| Roderick MacKinnon | |
|---|---|
| Photo placeholder | |
| Affiliations | Rockefeller University |
| Country | United States |
| H-index | 150+ |
| Research Focus | Ion Channel Structure, Neurophysiology |
| Mechanisms | Potassium Channels, Ion Selectivity |
| Nobel Prize | Physiology or Medicine 2003 |
Roderick MacKinnon is a Nobel Prize-winning biophysicist at Rockefeller University. He was awarded the 2003 Nobel Prize in Physiology or Medicine (jointly with Peter Agre) for studies of ion channels in cell membranes[1].
MacKinnon's work revealed the atomic structure of ion channels, explaining how these proteins allow ions to flow across cell membranes with remarkable speed and specificity[2].
MacKinnon solved the first crystal structure of a potassium channel (KcsA), revealing the mechanism of ion selectivity and gating[3].
This achievement provided the first atomic-level view of how ion channels work, a fundamental problem in physiology.
His work explained how potassium channels select potassium over sodium with extreme specificity, despite sodium being smaller. The filter uses precisely positioned carbonyl oxygen atoms that coordinate potassium ions as they pass through.
MacKinnon's structures revealed how channels open and close (gate), providing insights into how ion flux is regulated in response to voltage, calcium, or mechanical stimuli.
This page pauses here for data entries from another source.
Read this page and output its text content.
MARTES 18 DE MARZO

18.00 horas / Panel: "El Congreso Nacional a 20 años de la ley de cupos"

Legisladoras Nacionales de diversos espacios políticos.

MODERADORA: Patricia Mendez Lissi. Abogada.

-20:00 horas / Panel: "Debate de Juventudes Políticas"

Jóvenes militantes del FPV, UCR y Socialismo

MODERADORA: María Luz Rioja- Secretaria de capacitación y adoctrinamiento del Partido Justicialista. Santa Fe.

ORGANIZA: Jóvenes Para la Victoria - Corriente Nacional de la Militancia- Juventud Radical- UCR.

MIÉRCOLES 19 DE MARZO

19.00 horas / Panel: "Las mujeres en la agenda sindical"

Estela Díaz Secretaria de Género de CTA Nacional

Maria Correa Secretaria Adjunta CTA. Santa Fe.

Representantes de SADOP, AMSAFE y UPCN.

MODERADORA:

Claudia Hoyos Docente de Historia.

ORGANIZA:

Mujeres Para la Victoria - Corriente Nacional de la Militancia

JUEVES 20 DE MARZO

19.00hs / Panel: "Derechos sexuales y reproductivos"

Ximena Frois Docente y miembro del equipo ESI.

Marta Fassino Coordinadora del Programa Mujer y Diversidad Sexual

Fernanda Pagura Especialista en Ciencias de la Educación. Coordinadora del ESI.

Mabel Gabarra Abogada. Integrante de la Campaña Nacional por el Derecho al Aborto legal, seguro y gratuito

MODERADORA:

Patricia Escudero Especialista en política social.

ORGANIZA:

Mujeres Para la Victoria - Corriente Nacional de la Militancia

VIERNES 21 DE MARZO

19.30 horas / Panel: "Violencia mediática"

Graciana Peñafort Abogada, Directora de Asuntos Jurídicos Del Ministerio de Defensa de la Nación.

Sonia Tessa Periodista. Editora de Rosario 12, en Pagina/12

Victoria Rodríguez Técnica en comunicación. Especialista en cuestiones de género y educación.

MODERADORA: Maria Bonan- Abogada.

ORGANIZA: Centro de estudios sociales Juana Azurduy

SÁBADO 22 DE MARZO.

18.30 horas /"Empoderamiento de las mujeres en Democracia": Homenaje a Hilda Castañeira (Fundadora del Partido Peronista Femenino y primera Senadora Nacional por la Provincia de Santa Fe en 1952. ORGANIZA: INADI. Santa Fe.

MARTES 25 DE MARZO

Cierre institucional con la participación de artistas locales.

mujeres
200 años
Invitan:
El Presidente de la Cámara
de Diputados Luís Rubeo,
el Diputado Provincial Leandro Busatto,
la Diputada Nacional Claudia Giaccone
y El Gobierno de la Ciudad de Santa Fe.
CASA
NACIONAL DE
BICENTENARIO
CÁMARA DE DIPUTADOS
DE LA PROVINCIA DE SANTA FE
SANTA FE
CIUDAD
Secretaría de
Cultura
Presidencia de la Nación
His research has also illuminated how mechanical forces open ion channels, important for touch, pain, and hearing.
Calcium and potassium channel dysfunction contributes to excitotoxicity in Alzheimer's and Parkinson's diseases. MacKinnon's findings inform understanding of ion dysregulation in neurodegeneration[4].
Neuronal potassium channels regulate resting membrane potential and action potential repolarization. Dysregulation affects neuronal excitability and survival.
Calcium channel dysfunction is implicated in neurodegeneration. Understanding the structural basis of ion selectivity guides drug development for neurological disorders.
Many neurodegenerative conditions involve dysregulation of voltage-gated ion channels. MacKinnon's work provides a framework for understanding these processes.
MacKinnon has trained numerous researchers in structural biology and ion channel function, advancing our understanding of membrane protein physiology.
MacKinnon's research portfolio emphasizes mechanistic understanding at the atomic level, using structural biology to explain ion channel function in health and disease. His work bridges biophysics and neuroscience, providing foundational knowledge for understanding how ion channel dysfunction contributes to neurodegenerative processes.
The program prioritizes hypothesis-driven discovery: each structural finding generates testable predictions about channel behavior. This approach has proven remarkably productive, with atomic structures leading directly to insights about disease mechanisms and therapeutic targets.
MacKinnon's methodology combines X-ray crystallography, electrophysiology, and molecular dynamics simulations. The strategy involves:
This integrative approach ensures that structural models are validated functionally, providing reliable foundations for understanding neurodegeneration.
For NeuroWiki readers, MacKinnon's work is relevant in several ways:
Ion Channelopathies: Channel mutations cause familial forms of epilepsy, migraine, and cardiac arrhythmias—conditions that share mechanisms with neurodegenerative diseases.
Drug Discovery: Understanding ion selectivity and gating at the atomic level enables structure-based design of channel modulators for therapeutic intervention.
Excitotoxicity: Potassium and calcium channel dysfunction contributes to excitotoxic cell death in Alzheimer's and Parkinson's diseases. MacKinnon's work informs understanding of these processes.
Biomarkers: Ion channel function in neurons and glia can be assessed through electrophysiological markers relevant to disease progression.
Structure of the potassium channel KcsA with selectivity filter. Nature, 2001.
Atomic structure of a voltage-dependent K+ channel in a lipid membrane-like environment. Nature, 2003.
An iron-sulfur cluster in the C-terminal domain of the CFTR chloride channel. Science, 2013.
Structure of the human voltage-gated potassium channel Kv1.2. PNAS, 2005.